Jesus’ body, like ours, was formed in his mother’s womb. How amazing, that God would come to earth that way! Jesus was conceived differently, without a human father, but otherwise his first nine months were the same as ours! He was born as each of us was born, although his first hours of life were in a manger, not a crib (Luke 2:12). He grew in wisdom and stature (Luke 2:52). He experienced every stage of human development from childhood through puberty and adolescence to adulthood. At Christmas we should think not only about the spiritual significance of the Incarnation (Immanuel – God with us) but also about the significance for our bodies of the fact that God took on human form. What difference does this make in how teens think about their bodies? What we think influences what we do.
Some Christmas questions for your teen:
- Do I accept my body, warts and all? I am like Jesus.
- Do I respect my body? I will not allow my body to be used as an object for someone else’s curiosity or sexual pleasure.
- Do I respect the bodies of others? I will not embarrass or harass or abuse another.
- Do I take care of my body? It is a gift from God.
- Do I think about what it means that my body is the “temple” of the Holy Spirit? Do I glorify God in my body? (1 Corinthians 6:19-20)
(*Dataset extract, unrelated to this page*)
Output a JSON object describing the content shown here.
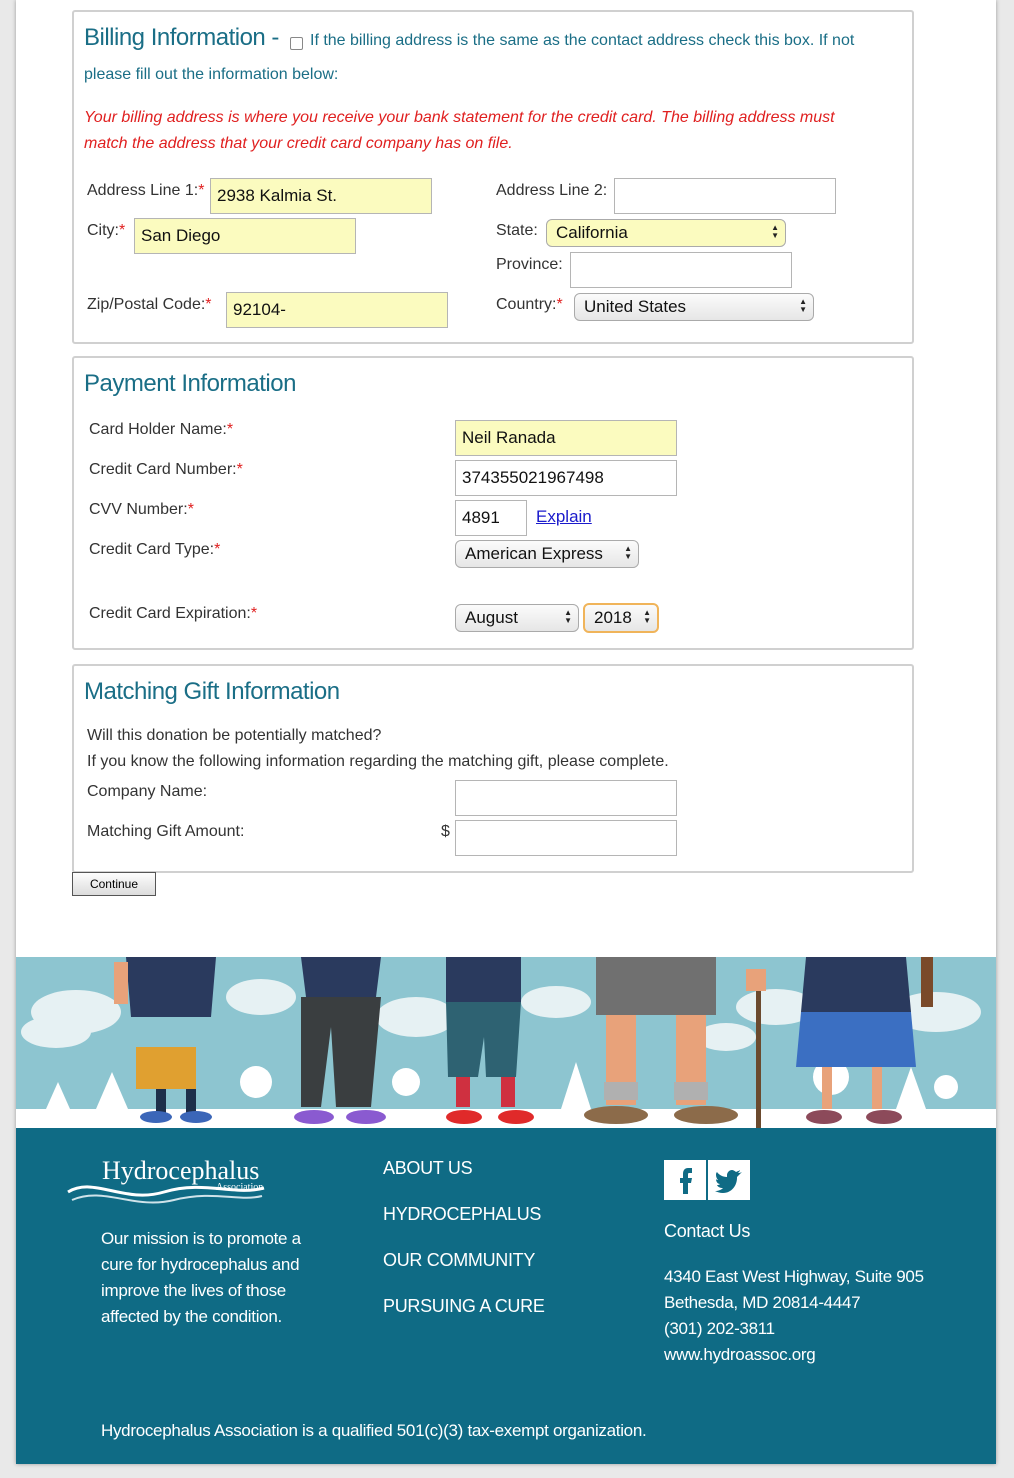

- Do I think about my body as a vehicle of blessing for others, rather than as “eye candy” for someone I like? Or as a source of competition for my peers?
“We are earthen vessels that are given the extraordinary privilege and honor of bearing the love of God himself in our eyes, our toes, and all the other members that make us up.” (Matthew Lee Anderson, Earthen Vessels: Why Our Bodies Matter to Our Faith, p. 229).